Иранская хакерская группа MuddyWater запустила новую кампанию кибератак против американских компаний. В них используется свежий бэкдор Dindoor, с которым исследователи не сталкивались ранее. Атаки стартовали в начале февраля и продолжились даже после ударов по Ирану.

MuddyWater работает с 2017 года, её связывают с Министерством разведки и безопасности Ирана. У группировки есть много псевдонимов, например, Seedworm, Temp Zagros, Static Kitten, Stagecomp и Darkcomp.

Команда Threat Hunter Team выпустила отчёт 5 марта 2026 года. Специалисты отметили, что обнаруженные атаки удалось остановить, но другие организации всё ещё могут быть под угрозой. Хакеры атаковали банк, аэропорт и некоммерческую организацию в США и Канаде, а также израильский филиал американской софтверной компании, которая работает с оборонной и аэрокосмической отраслями.

Вредоносное ПО, обнаруженное в сетях израильского подразделения софтверной компании, американского банка и канадской некоммерческой организации, подписано сертификатом на имя Amy Cherne. Для работы программа использует Deno — защищённую среду выполнения для JavaScript и TypeScript.

Хакеры попытались скопировать данные софтверной компании, для чего задействовали утилиту Rclone. Скопированные файлы злоумышленники пытались разместить в облачном хранилище Wasabi. Увенчалась ли данная попытка успехом, осталось неясным.

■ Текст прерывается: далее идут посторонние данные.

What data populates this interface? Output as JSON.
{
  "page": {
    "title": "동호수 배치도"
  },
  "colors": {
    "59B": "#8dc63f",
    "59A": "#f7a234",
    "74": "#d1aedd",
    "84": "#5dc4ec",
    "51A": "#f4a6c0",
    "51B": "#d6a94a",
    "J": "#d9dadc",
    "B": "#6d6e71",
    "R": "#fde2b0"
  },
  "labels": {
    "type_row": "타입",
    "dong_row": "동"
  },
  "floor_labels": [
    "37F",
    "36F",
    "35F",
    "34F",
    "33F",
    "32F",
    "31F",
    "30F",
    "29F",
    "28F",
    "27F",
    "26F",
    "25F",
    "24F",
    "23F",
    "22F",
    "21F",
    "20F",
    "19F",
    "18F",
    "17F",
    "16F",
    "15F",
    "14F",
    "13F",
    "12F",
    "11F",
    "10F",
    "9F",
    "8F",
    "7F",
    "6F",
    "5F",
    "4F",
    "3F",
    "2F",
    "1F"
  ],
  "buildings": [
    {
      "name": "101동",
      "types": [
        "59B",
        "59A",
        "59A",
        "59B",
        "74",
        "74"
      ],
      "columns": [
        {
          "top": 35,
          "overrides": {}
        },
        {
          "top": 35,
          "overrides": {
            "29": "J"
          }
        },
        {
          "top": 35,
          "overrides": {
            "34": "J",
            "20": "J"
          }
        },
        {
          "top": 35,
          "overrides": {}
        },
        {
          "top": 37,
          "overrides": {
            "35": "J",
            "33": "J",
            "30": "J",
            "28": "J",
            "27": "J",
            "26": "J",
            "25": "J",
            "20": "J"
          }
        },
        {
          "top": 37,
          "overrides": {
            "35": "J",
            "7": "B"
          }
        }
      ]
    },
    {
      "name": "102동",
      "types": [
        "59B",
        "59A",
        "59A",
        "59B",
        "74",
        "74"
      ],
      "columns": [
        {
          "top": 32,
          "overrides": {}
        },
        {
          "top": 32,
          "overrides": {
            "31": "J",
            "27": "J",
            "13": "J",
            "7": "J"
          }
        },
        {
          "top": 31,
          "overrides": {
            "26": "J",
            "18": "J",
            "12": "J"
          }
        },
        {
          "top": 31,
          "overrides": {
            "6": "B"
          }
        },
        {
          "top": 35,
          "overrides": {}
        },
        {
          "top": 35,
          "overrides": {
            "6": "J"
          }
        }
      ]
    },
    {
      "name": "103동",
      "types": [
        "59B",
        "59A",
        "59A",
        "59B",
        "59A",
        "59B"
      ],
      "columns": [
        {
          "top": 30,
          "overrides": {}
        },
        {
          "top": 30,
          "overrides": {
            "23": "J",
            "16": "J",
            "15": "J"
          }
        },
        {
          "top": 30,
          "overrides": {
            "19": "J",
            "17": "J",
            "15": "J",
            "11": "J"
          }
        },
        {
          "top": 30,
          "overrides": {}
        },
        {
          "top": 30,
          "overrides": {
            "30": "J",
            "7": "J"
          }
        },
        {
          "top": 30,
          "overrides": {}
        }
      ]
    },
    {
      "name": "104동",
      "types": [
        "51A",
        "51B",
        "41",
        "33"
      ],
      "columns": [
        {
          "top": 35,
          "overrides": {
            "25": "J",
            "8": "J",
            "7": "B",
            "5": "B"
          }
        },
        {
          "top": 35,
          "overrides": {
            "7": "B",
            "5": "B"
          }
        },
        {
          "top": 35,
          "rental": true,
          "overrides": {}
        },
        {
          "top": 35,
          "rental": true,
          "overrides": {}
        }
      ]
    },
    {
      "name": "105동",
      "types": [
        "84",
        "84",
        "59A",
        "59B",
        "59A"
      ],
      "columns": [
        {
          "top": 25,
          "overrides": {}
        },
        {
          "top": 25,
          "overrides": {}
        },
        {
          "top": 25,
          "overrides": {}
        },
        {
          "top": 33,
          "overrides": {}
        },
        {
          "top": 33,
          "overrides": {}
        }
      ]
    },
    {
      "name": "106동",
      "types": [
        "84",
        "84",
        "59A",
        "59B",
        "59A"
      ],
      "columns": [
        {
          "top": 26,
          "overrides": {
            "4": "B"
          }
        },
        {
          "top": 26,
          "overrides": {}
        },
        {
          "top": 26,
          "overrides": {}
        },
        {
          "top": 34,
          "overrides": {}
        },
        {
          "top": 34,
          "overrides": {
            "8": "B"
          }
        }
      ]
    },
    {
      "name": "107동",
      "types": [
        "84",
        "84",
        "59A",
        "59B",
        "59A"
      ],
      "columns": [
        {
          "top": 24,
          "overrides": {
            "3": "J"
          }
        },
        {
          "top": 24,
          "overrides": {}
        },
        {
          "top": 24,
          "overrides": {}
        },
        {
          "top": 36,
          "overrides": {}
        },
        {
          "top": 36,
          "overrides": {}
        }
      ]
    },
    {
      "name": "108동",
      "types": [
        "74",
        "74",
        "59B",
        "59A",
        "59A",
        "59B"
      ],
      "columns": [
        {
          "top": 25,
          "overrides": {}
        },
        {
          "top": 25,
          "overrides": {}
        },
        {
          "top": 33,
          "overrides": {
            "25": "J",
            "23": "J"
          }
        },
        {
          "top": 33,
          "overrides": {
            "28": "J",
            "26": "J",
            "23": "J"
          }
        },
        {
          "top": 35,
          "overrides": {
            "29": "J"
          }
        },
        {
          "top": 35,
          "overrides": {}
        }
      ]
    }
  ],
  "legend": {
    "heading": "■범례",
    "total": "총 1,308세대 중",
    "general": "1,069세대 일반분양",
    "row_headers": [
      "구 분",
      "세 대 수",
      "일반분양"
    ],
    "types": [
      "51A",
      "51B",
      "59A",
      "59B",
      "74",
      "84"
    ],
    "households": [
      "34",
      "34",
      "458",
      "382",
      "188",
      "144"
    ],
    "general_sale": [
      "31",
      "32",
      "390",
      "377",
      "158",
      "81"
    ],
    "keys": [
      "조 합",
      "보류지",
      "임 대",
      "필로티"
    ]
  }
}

В сети американского аэропорта обнаружили другой бэкдор — Fakeset на Python. Его подписали сразу двумя сертификатами с именами Amy Cherne и Donald Gay. Само вредоносное ПО было загружено с серверов облачного сервиса Backblaze.

Сертификат Donald Gay ранее использовали для подписи вредоносного ПО, связанного с MuddyWater. Тем же сертификатом подписывали образцы ВПО Stagecomp, которое, в свою очередь, используется для загрузки бэкдора Darkcomp.